If $f$is an even function defined on the interval $(-5,5)$, then real values of $x$ satisfying the equation $f\left(x\right)=f\left[\frac{(x+1)}{(x+2)}\right]$are

• A. $\frac{\left[-1+\sqrt{5}\right]}{2},\frac{\left[3\pm \sqrt{5}\right]}{2}$
• B. $\frac{\left[-2+\sqrt{3}\right]}{2},\frac{\left[-3\pm \sqrt{5}\right]}{2}$
• C. $\frac{\left[3\pm \sqrt{5}\right]}{2},\frac{\left[-3\pm \sqrt{5}\right]}{2}$
• D. None of these

Answer 1

The correct option is C

$\frac{\left[3\pm \sqrt{5}\right]}{2},\frac{\left[-3\pm \sqrt{5}\right]}{2}$

Explanation for the correct option:

Step 1. Find the real value of $x$:

Given, $f\left(x\right)=f\left[\frac{(x+1)}{(x+2)}\right]$

$f(-x)=f\left[\frac{(-x+1)}{(-x+2)}\right]$ ….(1)

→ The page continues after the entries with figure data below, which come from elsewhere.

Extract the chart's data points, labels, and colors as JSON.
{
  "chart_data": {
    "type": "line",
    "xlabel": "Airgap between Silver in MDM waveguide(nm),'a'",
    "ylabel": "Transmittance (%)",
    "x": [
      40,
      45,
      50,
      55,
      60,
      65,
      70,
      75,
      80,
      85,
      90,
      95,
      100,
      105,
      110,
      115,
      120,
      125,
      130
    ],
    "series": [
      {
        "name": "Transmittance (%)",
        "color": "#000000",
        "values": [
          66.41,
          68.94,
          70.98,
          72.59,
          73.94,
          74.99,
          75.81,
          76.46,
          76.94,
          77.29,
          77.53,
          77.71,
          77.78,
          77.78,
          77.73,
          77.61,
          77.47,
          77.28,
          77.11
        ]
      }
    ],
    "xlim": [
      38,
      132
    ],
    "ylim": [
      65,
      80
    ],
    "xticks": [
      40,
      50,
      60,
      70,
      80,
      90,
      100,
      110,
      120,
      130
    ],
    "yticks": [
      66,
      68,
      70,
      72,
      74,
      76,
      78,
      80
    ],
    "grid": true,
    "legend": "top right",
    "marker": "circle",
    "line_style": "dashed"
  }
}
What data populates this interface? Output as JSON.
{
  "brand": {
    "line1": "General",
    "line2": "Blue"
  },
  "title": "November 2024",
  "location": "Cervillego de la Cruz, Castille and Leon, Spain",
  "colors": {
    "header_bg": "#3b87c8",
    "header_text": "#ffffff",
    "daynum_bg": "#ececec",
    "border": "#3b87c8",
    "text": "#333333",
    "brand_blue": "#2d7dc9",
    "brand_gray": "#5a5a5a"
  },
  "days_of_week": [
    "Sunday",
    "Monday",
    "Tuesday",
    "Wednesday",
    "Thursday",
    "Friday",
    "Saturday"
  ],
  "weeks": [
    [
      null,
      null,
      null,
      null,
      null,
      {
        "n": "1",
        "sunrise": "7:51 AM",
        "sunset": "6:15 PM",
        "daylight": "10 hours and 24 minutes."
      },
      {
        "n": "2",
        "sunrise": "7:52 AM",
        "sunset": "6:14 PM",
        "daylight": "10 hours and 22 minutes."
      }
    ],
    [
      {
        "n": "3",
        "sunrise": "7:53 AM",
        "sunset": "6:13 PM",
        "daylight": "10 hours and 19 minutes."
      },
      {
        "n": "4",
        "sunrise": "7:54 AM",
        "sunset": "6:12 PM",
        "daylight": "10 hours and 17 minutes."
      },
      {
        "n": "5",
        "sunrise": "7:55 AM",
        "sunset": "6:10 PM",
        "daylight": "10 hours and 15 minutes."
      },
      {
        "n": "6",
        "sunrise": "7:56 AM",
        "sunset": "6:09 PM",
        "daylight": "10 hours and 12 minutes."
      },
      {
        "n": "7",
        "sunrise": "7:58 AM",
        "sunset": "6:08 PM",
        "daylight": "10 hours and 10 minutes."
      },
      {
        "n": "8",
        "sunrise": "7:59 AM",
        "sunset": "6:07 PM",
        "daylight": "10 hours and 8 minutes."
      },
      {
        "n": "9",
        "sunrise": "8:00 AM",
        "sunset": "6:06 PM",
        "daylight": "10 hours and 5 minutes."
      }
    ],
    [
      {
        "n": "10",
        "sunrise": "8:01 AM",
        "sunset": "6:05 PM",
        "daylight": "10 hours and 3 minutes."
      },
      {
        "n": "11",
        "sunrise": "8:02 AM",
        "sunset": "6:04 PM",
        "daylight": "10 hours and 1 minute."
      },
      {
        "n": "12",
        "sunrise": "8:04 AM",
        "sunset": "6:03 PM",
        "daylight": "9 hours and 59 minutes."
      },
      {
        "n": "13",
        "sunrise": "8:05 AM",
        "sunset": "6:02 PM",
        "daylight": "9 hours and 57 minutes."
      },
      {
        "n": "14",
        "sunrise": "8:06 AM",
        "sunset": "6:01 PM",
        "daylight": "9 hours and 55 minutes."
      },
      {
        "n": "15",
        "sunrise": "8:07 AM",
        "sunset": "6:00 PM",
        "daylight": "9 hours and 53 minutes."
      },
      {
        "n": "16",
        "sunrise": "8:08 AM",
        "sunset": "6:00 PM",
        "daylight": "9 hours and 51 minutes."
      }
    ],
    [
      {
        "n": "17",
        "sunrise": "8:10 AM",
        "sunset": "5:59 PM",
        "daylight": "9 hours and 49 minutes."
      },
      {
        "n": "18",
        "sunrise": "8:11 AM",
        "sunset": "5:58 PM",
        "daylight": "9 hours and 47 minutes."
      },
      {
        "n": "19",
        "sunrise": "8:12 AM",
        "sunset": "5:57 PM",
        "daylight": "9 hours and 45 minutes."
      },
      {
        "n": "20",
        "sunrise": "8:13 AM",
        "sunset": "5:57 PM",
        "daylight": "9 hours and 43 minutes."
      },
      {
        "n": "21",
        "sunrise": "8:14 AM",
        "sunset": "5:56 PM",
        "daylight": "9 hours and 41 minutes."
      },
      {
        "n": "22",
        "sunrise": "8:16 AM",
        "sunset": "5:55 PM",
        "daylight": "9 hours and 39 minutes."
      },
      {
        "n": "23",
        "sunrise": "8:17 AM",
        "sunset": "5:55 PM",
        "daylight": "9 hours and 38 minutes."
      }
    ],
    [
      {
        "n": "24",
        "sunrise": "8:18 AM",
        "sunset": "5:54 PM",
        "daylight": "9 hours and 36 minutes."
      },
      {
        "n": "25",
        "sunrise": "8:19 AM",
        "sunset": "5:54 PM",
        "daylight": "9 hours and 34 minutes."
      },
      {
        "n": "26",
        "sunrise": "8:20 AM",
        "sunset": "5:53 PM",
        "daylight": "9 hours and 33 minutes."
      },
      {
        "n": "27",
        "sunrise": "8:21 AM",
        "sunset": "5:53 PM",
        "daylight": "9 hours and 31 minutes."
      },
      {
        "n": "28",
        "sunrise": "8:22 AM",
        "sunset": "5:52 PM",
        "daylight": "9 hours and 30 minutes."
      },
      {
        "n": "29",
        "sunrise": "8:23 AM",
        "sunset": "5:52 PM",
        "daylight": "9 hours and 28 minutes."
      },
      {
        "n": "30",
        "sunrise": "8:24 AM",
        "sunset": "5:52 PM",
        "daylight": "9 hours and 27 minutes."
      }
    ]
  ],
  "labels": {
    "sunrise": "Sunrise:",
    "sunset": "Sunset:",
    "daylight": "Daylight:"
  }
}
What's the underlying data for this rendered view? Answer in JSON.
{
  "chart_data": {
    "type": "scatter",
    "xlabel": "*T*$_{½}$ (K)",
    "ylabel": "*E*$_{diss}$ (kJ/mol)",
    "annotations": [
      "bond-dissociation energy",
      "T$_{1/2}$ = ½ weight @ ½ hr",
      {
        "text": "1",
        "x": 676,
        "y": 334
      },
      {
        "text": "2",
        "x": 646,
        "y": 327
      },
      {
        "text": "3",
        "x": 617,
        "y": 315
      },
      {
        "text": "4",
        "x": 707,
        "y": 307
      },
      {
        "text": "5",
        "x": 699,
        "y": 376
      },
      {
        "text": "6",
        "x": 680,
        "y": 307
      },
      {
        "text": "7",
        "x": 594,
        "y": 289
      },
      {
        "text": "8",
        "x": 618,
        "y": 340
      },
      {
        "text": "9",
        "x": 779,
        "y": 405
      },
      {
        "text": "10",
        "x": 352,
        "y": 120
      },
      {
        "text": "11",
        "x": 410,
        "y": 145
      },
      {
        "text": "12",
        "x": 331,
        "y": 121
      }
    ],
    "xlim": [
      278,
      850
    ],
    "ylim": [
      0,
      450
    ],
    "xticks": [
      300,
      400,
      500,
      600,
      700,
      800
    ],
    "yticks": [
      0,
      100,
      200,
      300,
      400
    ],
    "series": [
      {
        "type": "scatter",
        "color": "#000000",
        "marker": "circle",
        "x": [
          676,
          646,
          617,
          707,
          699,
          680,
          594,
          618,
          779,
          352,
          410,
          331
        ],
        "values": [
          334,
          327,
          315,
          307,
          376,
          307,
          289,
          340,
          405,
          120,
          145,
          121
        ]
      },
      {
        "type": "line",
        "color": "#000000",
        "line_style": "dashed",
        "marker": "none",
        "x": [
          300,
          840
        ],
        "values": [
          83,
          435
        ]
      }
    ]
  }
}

$f\left(x\right)=f\left[\frac{(-x+1)}{(-x+2)}\right]$ $\left[\mathbf{\because }\mathit{f}\mathbf{(}\mathbf{-}\mathit{x}\mathbf{)}\mathbf{}\mathbf{=}\mathbf{}\mathit{f}\mathbf{\left(}\mathit{x}\mathbf{\right)}\right]$

Step 2. On Taking $f^{-1}$ on the both side, we get

$x=\frac{(-x+1)}{(-x+2)}$

$\Rightarrow$ $-x^2+2x=-x+1$

$\Rightarrow$$x^2–3x+1=0$

$\Rightarrow$ $x=\frac{[3\pm \surd 5]}{2}$ $\left[\mathbf{\because }\mathit{x}\mathbf{}\mathbf{=}\mathbf{}\frac{\mathbf{-}\mathbf{b}\mathbf{}\mathbf{\pm }\sqrt{{\mathbf{b}}^{\mathbf{2}}\mathbf{}\mathbf{-}\mathbf{}\mathbf{4}\mathbf{a}\mathbf{c}}}{\mathbf{2}}\right]$

Again, $f\left(x\right)=f\left[\frac{(x+1)}{(x+2)}\right]$

$f(-x)=f\left[\frac{(x+1)}{(x+2)}\right]$ $\left[\mathbf{\because }\mathit{f}\mathbf{(}\mathbf{-}\mathit{x}\mathbf{)}\mathbf{}\mathbf{=}\mathbf{}\mathit{f}\mathbf{\left(}\mathit{x}\mathbf{\right)}\right]$

Step 3. On taking $f^{-1}$ on the both side, we get

$-x=\frac{(x+1)}{(x+2)}$

$\Rightarrow$ $-x^2-2x=x+1$

$\Rightarrow$$x^2+3x+1=0$

$\Rightarrow$ $x=\frac{[-3\pm \surd 5]}{2}$ $\left[\mathbf{\because }\mathit{x}\mathbf{}\mathbf{=}\mathbf{}\frac{\mathbf{-}\mathbf{b}\mathbf{}\mathbf{\pm }\sqrt{{\mathbf{b}}^{\mathbf{2}}\mathbf{}\mathbf{-}\mathbf{}\mathbf{4}\mathbf{a}\mathbf{c}}}{\mathbf{2}}\right]$

$\therefore$The real values of $x$ are $\frac{\mathbf{[}\mathbf{3}\mathbf{}\mathbf{\pm }\mathbf{}\mathbf{\surd }\mathbf{5}\mathbf{]}}{\mathbf{2}}$, $\frac{\mathbf{[}\mathbf{-}\mathbf{3}\mathbf{}\mathbf{\pm }\mathbf{}\mathbf{\surd }\mathbf{5}\mathbf{]}}{\mathbf{2}}$

Hence, Option ‘C’ is Correct.